I problemi dietro la scelta Usa​

Washington ha voluto mostrare l’unità e la compattezza del fronte atlantico nella sfida all’invasione russa. E la scelta dei tank a Kiev è sicuramente un messaggio non secondario nella logica con cui gli Usa si impegnano in questo conflitto. Ma dietro a questa mossa ci sono diversi problemi che inducono gli stessi statunitensi a mostrare una certa moderazione nelle aspettative su questo invio di carri.
Innanzitutto, dalla Casa Bianca continuano a ripetere che ci vorranno “molti mesi” prima dell’arrivo dei mezzi a Kiev e dintorni. Il Washington Post dava come possibile periodo di arrivo l’autunno, ma è probabile che la data possa anche slittare a fine anno. I funzionari statunitensi non hanno dato delle indicazioni precise sui tempi, ma appare chiaro che la fornitura di carri armati non sarà rapida né tantomeno “a cuor leggero”.

La questione dell’addestramento​

Gli analisti americani hanno più volte sottolineato che per questi mezzi occorre molto addestramento, cosa che gli ucraini necessariamente non possono avere, ma che risulta fondamentale per far sì che questi mezzi siano efficaci. Le forze di Kiev hanno certamente dimostrato di poter superare ostacoli imponenti – come conferma del resto l’andamento della guerra – ma questo non autorizza a pensare che alcune decine di carri male impiegati possano rivoluzionare le sorti di un’invasione realizzata da un esercito che, al contrario, conosce perfettamente i primi (molti) carri armati.

John Kirby, portavoce del Consiglio di sicurezza nazionale della Casa Bianca, ha detto che ci vorranno settimane solo per “definire i dettagli e iniziare a mettere in atto il regime di addestramento”. Poi inizierà il training vero e proprio, per il quale ci vorranno mesi e che dovrà essere composto sia di fasi per l’impiego operativo sia di addestramento per la manutenzione.

Il problema dei rifornimenti​

Il secondo tema – sottolineato anche da Newsweek – è poi quello del carburante.
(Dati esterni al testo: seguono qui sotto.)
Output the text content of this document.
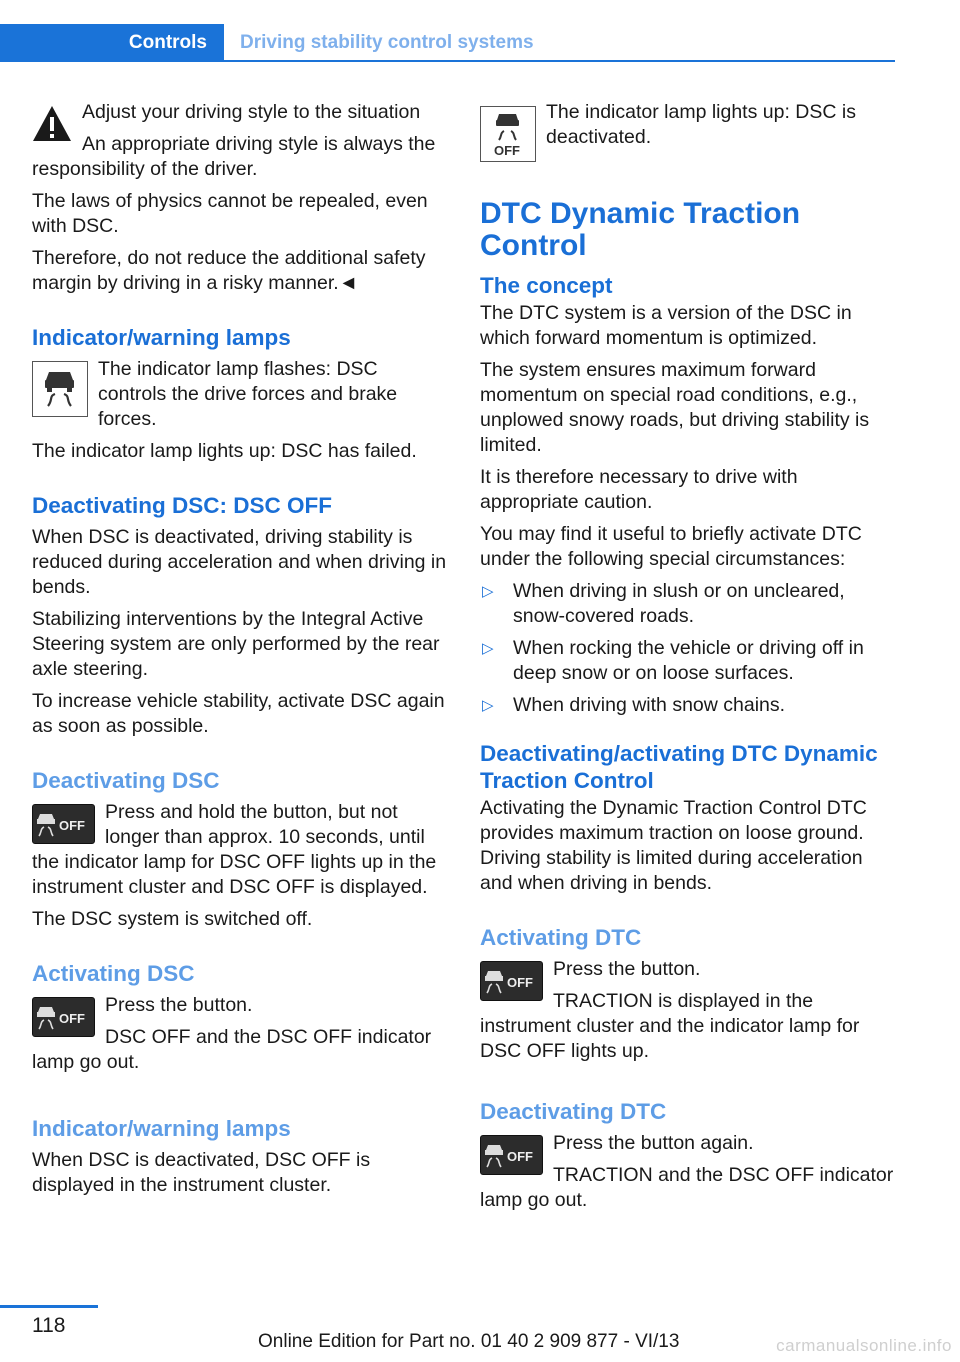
Controls	Driving stability control systems

Adjust your driving style to the situation

An appropriate driving style is always the responsibility of the driver.

The laws of physics cannot be repealed, even with DSC.

Therefore, do not reduce the additional safety margin by driving in a risky manner.◄

Indicator/warning lamps

The indicator lamp flashes: DSC controls the drive forces and brake forces.

The indicator lamp lights up: DSC has failed.

Deactivating DSC: DSC OFF

When DSC is deactivated, driving stability is reduced during acceleration and when driving in bends.

Stabilizing interventions by the Integral Active Steering system are only performed by the rear axle steering.

To increase vehicle stability, activate DSC again as soon as possible.

Deactivating DSC
OFF

Press and hold the button, but not longer than approx. 10 seconds, until the indicator lamp for DSC OFF lights up in the instrument cluster and DSC OFF is displayed.

The DSC system is switched off.

Activating DSC
OFF

Press the button.

DSC OFF and the DSC OFF indicator lamp go out.

Indicator/warning lamps

When DSC is deactivated, DSC OFF is displayed in the instrument cluster.

OFF

The indicator lamp lights up: DSC is deactivated.

DTC Dynamic Traction Control
The concept

The DTC system is a version of the DSC in which forward momentum is optimized.

The system ensures maximum forward momentum on special road conditions, e.g., unplowed snowy roads, but driving stability is limited.

It is therefore necessary to drive with appropriate caution.

You may find it useful to briefly activate DTC under the following special circumstances:

▷ When driving in slush or on uncleared, snow-covered roads.
▷ When rocking the vehicle or driving off in deep snow or on loose surfaces.
▷ When driving with snow chains.
Deactivating/activating DTC Dynamic Traction Control

Activating the Dynamic Traction Control DTC provides maximum traction on loose ground. Driving stability is limited during acceleration and when driving in bends.

Activating DTC
OFF

Press the button.

TRACTION is displayed in the instrument cluster and the indicator lamp for DSC OFF lights up.

Deactivating DTC
OFF

Press the button again.

TRACTION and the DSC OFF indicator lamp go out.

118
Online Edition for Part no. 01 40 2 909 877 - VI/13	carmanualsonline.info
Inviare un carro Abrams significa infatti inviare un mezzo che si basa sul consumo di un’enorme quantità di carburante. Alcuni esperti sottolineano che l’ostacolo del tipo di carburante potrebbe essere superato dal fatto che i mezzi possono impiegare anche il cherosene comune usato dall’esercito statunitense.

Tuttavia c’è sempre il tema di avere un flusso di carburante adeguato, una rete che lo consegni in modo sicuro alle basi e soprattutto che la logistica si muova insieme ad essi anche lungo il fronte. In una situazione come quella ucraina in cui le forze Usa non sono presenti sul campo come avvenne per esempio nella Guerra del Golfo, tutto questo diventa molto complicato.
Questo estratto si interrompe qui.